Swimming season has arrived, and patients often ask me about whether or not you can catch this or that disease from a swimming pool or hot tub. First of all, let me assure you that no, you cannot catch STI’s (sexually transmitted infections) directly from a hot tub…as long as all you are doing in the hot tub is enjoying the water. There are, however, diseases that can be contracted from swimming pools – typically from accidentally swallowing the pool water. How does that happen? Easily, especially for kids and adults who play around with getting mouthfuls of pool water and spraying that out like a whale (we’ve all seen them!)

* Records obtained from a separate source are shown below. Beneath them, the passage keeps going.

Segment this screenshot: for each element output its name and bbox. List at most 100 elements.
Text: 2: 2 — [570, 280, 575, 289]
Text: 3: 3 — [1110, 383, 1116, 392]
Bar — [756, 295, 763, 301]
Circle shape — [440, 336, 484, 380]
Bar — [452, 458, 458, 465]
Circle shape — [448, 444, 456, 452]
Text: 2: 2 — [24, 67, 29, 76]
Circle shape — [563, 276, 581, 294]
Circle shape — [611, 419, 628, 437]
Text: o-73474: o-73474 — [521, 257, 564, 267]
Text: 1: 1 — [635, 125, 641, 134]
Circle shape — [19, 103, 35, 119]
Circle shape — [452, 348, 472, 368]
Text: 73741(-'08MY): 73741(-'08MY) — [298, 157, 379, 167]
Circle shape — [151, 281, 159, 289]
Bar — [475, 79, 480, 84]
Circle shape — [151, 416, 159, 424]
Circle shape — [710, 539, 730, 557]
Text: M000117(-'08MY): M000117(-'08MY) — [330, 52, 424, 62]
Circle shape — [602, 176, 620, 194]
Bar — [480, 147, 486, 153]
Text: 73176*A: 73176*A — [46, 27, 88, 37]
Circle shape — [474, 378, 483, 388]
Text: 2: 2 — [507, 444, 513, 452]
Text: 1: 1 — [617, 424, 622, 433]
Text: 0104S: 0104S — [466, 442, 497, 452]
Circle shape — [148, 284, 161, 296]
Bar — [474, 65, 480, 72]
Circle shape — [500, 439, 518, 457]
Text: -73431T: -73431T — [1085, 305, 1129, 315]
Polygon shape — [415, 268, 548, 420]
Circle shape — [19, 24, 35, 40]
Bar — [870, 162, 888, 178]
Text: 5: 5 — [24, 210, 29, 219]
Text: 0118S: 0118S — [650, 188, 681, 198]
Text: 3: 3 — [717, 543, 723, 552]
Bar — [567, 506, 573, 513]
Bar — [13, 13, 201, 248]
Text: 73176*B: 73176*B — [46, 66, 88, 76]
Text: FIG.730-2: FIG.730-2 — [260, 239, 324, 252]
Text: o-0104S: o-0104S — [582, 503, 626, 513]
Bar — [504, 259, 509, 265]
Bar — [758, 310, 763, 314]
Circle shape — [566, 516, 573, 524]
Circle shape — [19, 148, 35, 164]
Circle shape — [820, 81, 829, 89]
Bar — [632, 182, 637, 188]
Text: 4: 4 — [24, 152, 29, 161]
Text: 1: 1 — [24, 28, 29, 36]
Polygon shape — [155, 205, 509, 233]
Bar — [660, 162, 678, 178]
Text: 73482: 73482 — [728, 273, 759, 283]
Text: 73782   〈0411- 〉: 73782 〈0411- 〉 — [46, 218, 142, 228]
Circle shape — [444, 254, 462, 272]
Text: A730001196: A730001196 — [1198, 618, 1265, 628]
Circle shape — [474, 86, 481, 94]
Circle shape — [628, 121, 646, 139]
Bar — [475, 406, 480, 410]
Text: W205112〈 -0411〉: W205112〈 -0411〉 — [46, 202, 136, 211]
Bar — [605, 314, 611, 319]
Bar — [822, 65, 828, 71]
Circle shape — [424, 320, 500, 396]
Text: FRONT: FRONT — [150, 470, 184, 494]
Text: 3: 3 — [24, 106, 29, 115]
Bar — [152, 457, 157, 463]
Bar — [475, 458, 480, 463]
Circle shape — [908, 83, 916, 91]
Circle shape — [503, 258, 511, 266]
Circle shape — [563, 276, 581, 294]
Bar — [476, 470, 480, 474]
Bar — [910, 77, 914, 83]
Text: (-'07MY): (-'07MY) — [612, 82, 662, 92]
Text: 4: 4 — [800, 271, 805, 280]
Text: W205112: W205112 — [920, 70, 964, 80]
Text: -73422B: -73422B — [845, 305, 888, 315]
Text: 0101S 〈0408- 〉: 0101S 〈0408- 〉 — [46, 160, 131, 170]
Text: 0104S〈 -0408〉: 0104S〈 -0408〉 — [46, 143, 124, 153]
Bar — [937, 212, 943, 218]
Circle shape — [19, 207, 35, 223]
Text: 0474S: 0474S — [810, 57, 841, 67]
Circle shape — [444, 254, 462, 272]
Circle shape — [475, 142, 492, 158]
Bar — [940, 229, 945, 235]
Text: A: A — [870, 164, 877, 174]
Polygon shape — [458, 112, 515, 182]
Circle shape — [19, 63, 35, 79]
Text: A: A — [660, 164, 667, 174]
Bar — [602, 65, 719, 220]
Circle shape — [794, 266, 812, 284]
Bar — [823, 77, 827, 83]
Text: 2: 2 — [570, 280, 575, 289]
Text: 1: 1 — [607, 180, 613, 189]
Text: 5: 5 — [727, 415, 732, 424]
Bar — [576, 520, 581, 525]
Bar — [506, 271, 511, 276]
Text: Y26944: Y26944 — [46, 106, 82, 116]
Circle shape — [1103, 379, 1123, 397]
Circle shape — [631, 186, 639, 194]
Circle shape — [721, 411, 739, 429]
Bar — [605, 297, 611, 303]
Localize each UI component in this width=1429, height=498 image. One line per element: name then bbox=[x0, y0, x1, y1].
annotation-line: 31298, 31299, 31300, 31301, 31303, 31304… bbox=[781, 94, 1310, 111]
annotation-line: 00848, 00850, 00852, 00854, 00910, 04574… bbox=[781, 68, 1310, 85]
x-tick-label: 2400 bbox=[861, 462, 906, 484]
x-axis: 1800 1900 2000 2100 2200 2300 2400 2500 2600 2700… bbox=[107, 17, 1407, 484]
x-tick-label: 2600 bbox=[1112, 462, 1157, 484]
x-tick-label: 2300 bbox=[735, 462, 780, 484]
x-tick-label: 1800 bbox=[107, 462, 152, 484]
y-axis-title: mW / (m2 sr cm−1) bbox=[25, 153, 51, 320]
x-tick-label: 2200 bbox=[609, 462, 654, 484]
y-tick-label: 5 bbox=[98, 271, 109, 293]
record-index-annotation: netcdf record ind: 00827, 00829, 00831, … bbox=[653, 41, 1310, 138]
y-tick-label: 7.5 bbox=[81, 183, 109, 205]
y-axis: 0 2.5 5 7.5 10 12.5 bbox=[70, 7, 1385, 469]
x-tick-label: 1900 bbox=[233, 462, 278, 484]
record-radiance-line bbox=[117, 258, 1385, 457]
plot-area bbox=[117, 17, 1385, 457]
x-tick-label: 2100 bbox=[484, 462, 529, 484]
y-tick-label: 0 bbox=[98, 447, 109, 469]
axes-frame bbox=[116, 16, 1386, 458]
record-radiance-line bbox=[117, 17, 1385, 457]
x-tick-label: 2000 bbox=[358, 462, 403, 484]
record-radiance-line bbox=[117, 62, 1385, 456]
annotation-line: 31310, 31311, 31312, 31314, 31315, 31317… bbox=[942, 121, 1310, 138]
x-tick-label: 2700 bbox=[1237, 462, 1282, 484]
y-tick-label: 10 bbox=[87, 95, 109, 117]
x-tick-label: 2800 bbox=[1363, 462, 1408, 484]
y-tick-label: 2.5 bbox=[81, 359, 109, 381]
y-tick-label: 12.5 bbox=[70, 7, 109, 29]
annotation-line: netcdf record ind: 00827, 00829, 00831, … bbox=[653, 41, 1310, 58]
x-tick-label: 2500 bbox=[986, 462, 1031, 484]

The most common swimming pool contracted illness that we see is diarrhea, especially from the parasite giardia or the pathogenic strains of the bacteria, E. coli. Of course, there is also the potential to contract a few skin diseases such as athletes foot or plantar warts when you are hanging out in public swimming areas.
A recent study, Microbes in pool filter backwash as evidence of the need for improved swimmer hygiene-metro-atlanta, georgia, 2012, published by the Center for Disease Control (CDC) looked at the microbes collected in pool filter backwash. Over half the samples contained Pseudomonas and E. Coli. Pseudomonas can invade ear canals and any open skin lesions/cuts/scratches- including “razor burn” areas, and is a special concern for diabetics, who can tend to develop more severe infections. E. coli is the most common bacteria in a healthy human gut, but can also cause significant illness, as is evidenced by the food poisoning we see from time to time from this organism. Ultimately, this study reinforces the need for public awareness of good swim hygiene, which includes showering before swimming (to remove any fecal matter- the quick, already bathing-suited dash under the poolside shower does nothing for this, though it may reduce oils and residue from sunscreens) and refraining from swimming when you have a diarrheal illness. Most importantly, keep a close eye on your non-potty trained toddlers in swim diapers, making sure to check those diapers on an hourly basis.
BOTTOM LINE: Swimming is great fun and generally good for your health, but pay attention to good swim hygiene, and if you develop persistent diarrhea this summer, don’t ignore it- head to your doctor and get checked out (and please stay out of public pools till you are cured.)